Retailers capture improvements in gross margin through shrink reduction and recovery of lost sales due to shortages. That is the central commercial argument of Radar, and it is directly aligned with the problem that retailers need to solve. Up to that point, the distribution seems reasonable: Radar provides a tool, the client captures an economic benefit, and part of that benefit finances the cost of the service.
The layer that deserves attention is that of store employees. The Radar narrative — and the one Schottenstein articulates in his statements — frames the technology as an enabler of the associate's work: instead of disappearing for fifteen minutes into the stockroom to find a size, the employee can respond to the customer in seconds. That has value for the end customer and, in principle, reduces the friction of daily work. What the narrative does not address is what happens to the total workload. If Radar eliminates manual search time, that freed-up capacity can be reallocated to sales or customer service, which is a positive outcome. It can also be used to justify workforce reductions, which transfers value capture toward shareholders and away from the employee. No available source makes it possible to conclude which of the two scenarios is occurring in practice. The absence of data on workforce impact does not imply that the second scenario is predominant, but it does mean that the claim that the technology "empowers associates" deserves to be evaluated with concrete metrics before being accepted as a complete description.
The third actor is the RFID tag supplier. Radar's expansion depends directly on retailers tagging their merchandise with RFID at the SKU level. American Eagle and Gap's brands already have advanced RFID tagging programs — partly because the fashion industry is one of the most mature in its adoption of this technology. But for retailers in other categories, the cost of tagging each unit is a cost that does not appear in the price of Radar's service and that falls on the manufacturer or the retailer. That invisible cost is a friction factor in expansion into new categories.

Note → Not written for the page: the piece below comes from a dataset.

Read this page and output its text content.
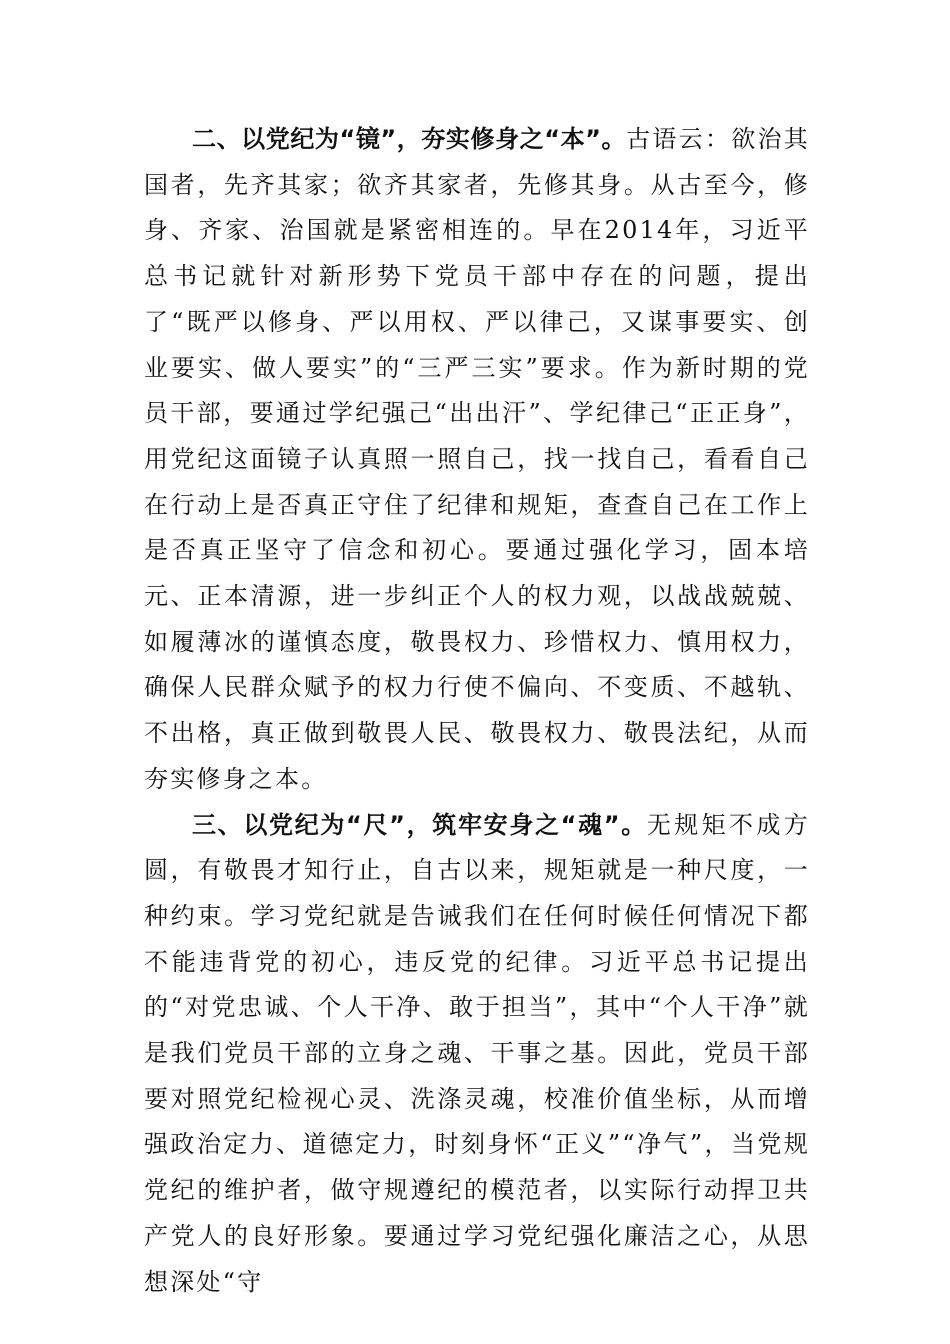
二、以党纪为“镜”，夯实修身之“本”。古语云：欲治其国者，先齐其家；欲齐其家者，先修其身。从古至今，修身、齐家、治国就是紧密相连的。早在2014年，习近平总书记就针对新形势下党员干部中存在的问题，提出了“既严以修身、严以用权、严以律己，又谋事要实、创业要实、做人要实”的“三严三实”要求。作为新时期的党员干部，要通过学纪强己“出出汗”、学纪律己“正正身”，用党纪这面镜子认真照一照自己，找一找自己，看看自己在行动上是否真正守住了纪律和规矩，查查自己在工作上是否真正坚守了信念和初心。要通过强化学习，固本培元、正本清源，进一步纠正个人的权力观，以战战兢兢、如履薄冰的谨慎态度，敬畏权力、珍惜权力、慎用权力，确保人民群众赋予的权力行使不偏向、不变质、不越轨、不出格，真正做到敬畏人民、敬畏权力、敬畏法纪，从而夯实修身之本。

三、以党纪为“尺”，筑牢安身之“魂”。无规矩不成方圆，有敬畏才知行止，自古以来，规矩就是一种尺度，一种约束。学习党纪就是告诫我们在任何时候任何情况下都不能违背党的初心，违反党的纪律。习近平总书记提出的“对党忠诚、个人干净、敢于担当”，其中“个人干净”就是我们党员干部的立身之魂、干事之基。因此，党员干部要对照党纪检视心灵、洗涤灵魂，校准价值坐标，从而增强政治定力、道德定力，时刻身怀“正义”“净气”，当党规党纪的维护者，做守规遵纪的模范者，以实际行动捍卫共产党人的良好形象。要通过学习党纪强化廉洁之心，从思想深处“守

Inventory as Infrastructure, Not as an Operational Problem
There is a broader reading of what Radar's valuation represents that transcends this specific round. For more than a decade, venture capital in retail flowed toward the consumer-facing layer: shopping applications, experience personalization, loyalty platforms. The invisible infrastructure — logistics, warehouse management, inventory visibility — received investment, but rarely the kind of narrative that generates billion-dollar valuations in a Series B.

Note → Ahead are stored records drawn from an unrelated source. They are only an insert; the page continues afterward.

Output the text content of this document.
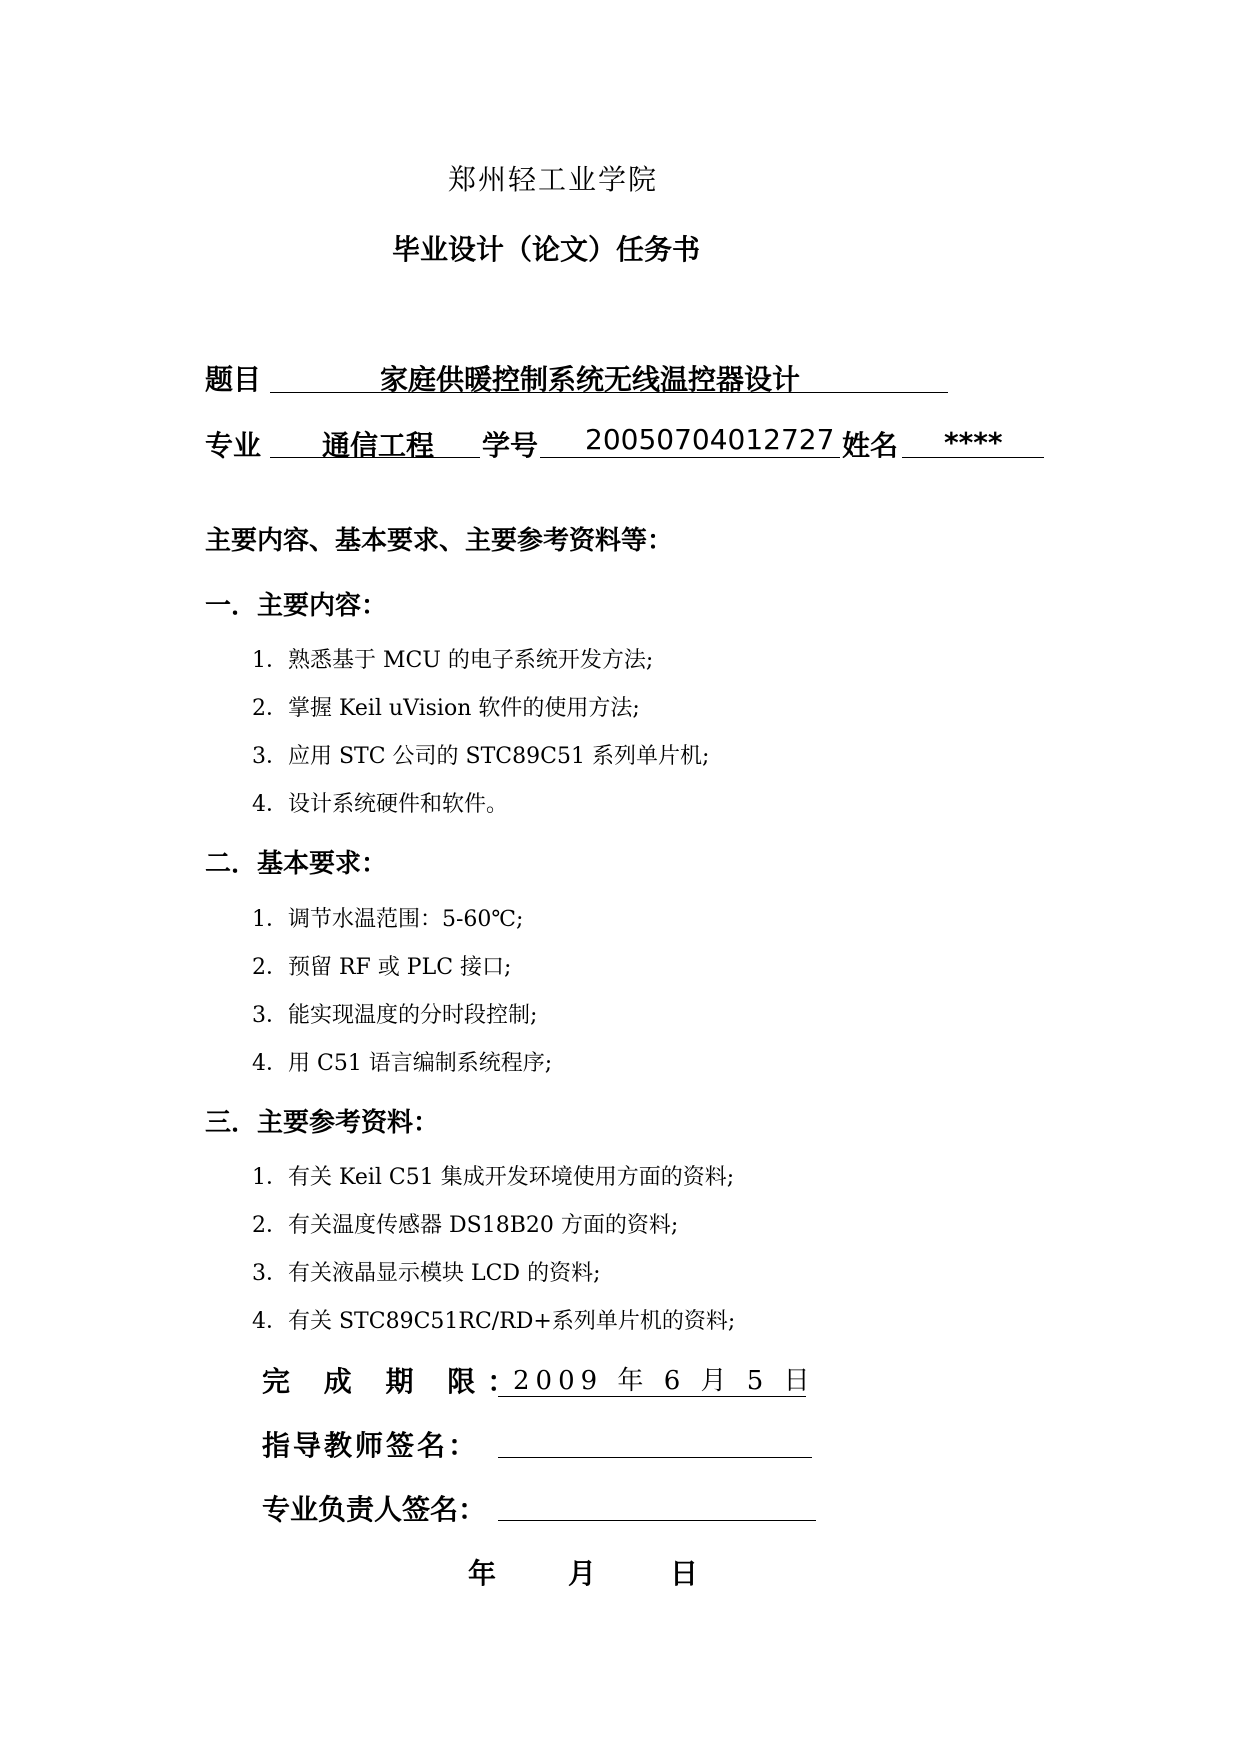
郑州轻工业学院
毕业设计（论文）任务书
题目	家庭供暖控制系统无线温控器设计
专业 通信工程 学号 20050704012727 姓名 ****
主要内容、基本要求、主要参考资料等：
一．主要内容：
1．熟悉基于 MCU 的电子系统开发方法;
2．掌握 Keil uVision 软件的使用方法;
3．应用 STC 公司的 STC89C51 系列单片机;
4．设计系统硬件和软件。
二．基本要求：
1．调节水温范围：5-60℃;
2．预留 RF 或 PLC 接口;
3．能实现温度的分时段控制;
4．用 C51 语言编制系统程序;
三．主要参考资料：
1．有关 Keil C51 集成开发环境使用方面的资料;
2．有关温度传感器 DS18B20 方面的资料;
3．有关液晶显示模块 LCD 的资料;
4．有关 STC89C51RC/RD+系列单片机的资料;
完 成 期 限：
2009 年 6 月 5 日
指导教师签名：
专业负责人签名：
年	月	日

That is changing. The disruption of supply chains during 2020 and 2021 made the cost of not knowing what was at each point in the network intolerably high for any operations executive. It was not a demand problem or a marketing problem: it was a visibility problem. Radar arrived at that conversation with a mature technical proposition, reference clients with recognizable names, and impact metrics that can be translated directly into gross margin points.

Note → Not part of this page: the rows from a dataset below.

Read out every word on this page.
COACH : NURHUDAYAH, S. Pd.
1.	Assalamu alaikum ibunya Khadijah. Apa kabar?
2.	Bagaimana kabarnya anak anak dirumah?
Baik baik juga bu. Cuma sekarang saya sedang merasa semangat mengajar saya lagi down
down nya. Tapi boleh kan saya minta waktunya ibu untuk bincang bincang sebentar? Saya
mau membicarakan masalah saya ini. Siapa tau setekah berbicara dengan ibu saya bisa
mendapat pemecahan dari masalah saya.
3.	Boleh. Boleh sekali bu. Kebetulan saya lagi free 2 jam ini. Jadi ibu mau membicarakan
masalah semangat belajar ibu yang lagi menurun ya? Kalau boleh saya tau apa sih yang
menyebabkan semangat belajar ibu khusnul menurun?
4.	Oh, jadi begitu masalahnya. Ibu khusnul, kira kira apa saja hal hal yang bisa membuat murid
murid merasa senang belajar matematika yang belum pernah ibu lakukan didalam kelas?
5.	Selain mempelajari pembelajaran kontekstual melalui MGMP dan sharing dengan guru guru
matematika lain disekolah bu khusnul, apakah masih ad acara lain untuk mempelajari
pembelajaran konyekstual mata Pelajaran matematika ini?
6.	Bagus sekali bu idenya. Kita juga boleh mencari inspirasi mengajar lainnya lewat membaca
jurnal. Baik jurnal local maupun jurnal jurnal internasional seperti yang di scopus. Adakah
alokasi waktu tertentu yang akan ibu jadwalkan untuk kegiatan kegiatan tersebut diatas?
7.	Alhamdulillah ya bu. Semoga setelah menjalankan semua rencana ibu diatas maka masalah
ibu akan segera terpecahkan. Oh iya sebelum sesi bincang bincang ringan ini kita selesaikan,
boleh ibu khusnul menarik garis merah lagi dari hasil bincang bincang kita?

The 170-million-dollar round does not finance an idea. It finances the expansion of an architecture that already works in more than 1,400 stores and that has a clear mechanism for value generation: reducing the gap between what the system says is there and what the customer can actually take home. That gap exists in almost every retailer that operates with physical inventory, and the cost of keeping it open is greater than most balance sheets explicitly acknowledge.
If Radar can sustain the declared accuracy at greater scale, maintain the recurring revenue structure that makes the model viable over the long term, and resolve the concentration of influence that comes from having a primary client who is also an investor, it will have built something uncommon in the technology sector applied to retail: a company whose value does not depend on convincing the market that the problem exists, but on charging to solve it with measurable evidence in its clients' margins.